You’re completely right. They are not in a place, even before whatever catastrophic event pushes them to the fringe, where a healthy relationship with an emotionally healthy partner is viable or even possible.
It’s now generally accepted in the literature, and I tend to agree, that we most often seek romantic relationships with people who resemble, more-or-less, the parent with which we had the most difficult relationship.
The reasons are complex, and I’ll not dwell on them here, but I am sure that with some reflection you will see this pattern in your own life. This is neither inherently good, nor is it bad. We seek the love with which we are most familiar, even (some might say especially) if that love is imperfect, or even harmful.
On some level, we hope for partners that love us the way our difficult parent did (or did not, you understand) but will do so better.
For example a man who as a child had a mother that was cold and aloof will most likely seek out high achieving and impressive women, but hope that this time he will be “good enough” to get the love he missed out on as a child. Were he to date a down to earth and supportive woman, even if he broadly understood and appreciated her qualities, and felt better, he would also feel worse in a way he couldn’t quite articulate.
It’s quite the problem! I’ll not moralize about “ThE sTaTe of THe FamILy”, but it’s possible that more people have more difficult relationships with their parents growing up, and that is the state they are in when they reach the stage of life where they want to start a family of their own.
My father’s father was a Major and a martinet. What was the result? My father was a <em>Lieutenant Colonel</em> and a martinet. . What was I like when I entered adulthood? Well, you can guess.
Then what happened in romantic relationships? Recreating that same dynamic by dating anxious and promiscuous Army Brats. We were both trying to ”fix” the imperfect love of our childhoods.
The solution to this has to be nourishing the hurt stemming from childhood that exists in people and impedes their relationships.
There are basically two (and a half) ways to do this:
First, people with “Good Enough” parents are generally secure in relationships. They set boundaries and select partners that are either also secure, or they are able to work with their partner and by providing a stable base in the relationship, studies show that over time their partner also becomes more secure. Being loved well gives us the ability to love well.
I would say that people entering relationships due to “good enough” parental love demonstrate one way.
Being introduced to secure love through a relationship with a secure partner really is only half because it puts a tremendous strain on the relationship, and requires active work from both partners.
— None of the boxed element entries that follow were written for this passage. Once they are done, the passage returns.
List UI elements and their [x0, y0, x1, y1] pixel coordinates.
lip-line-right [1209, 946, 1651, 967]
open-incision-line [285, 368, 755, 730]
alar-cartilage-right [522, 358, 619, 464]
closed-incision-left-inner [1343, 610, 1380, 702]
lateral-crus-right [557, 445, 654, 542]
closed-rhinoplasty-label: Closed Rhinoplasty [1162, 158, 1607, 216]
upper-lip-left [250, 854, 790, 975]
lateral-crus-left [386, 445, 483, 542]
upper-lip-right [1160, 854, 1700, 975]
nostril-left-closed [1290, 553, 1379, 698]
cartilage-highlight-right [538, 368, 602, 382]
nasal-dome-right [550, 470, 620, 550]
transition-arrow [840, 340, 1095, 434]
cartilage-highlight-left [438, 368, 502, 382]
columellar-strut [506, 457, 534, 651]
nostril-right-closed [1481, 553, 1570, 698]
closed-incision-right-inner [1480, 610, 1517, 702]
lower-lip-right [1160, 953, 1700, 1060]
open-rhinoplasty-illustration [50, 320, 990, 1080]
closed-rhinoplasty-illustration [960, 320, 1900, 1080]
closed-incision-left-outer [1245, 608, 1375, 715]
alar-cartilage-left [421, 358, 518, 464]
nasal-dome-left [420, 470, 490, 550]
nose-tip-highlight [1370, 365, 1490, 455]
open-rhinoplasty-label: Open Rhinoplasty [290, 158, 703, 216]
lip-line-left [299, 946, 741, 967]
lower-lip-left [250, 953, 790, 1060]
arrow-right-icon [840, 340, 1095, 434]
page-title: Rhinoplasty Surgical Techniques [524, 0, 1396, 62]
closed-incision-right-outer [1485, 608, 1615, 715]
The best alternative, and really the only realistic solution to people who had difficulty receiving love as children is therapy. It seems hard to believe, but for many people the reliable care and concern, and interest of a therapist is the first they’ve encountered and can change their lives.
> “So much depends on the emotional learning that adult neurophysiology permits. Can the neglected or abused child hope for a healthy life? Will his adulthood replicate his past and prove again the principles he knows too well? Considering the neural impediments to progress, how does healing happen? With Attractors ready to shoehorn reality into the mold of the familiar, how does an emotional mind break free?”
> “Psychotherapy grapples with these questions daily. A therapist does not wish merely to discern the trajectory of an emotional life but to determine it. Helping someone escape from a restrictive virtuality means reshaping the bars and walls of a prison into a home where love can bloom and life flourish. In the service of this goal, two people come together to change one of them into somebody else. Few agree on how the metamorphosis occurs. The secret identity of psychotherapy’s mutative mechanism has prompted enough hot-tempered debate and factional feuding to fill a history of the Balkans. And rightly so. The centerpiece of therapy is also the focal point of the human heart.”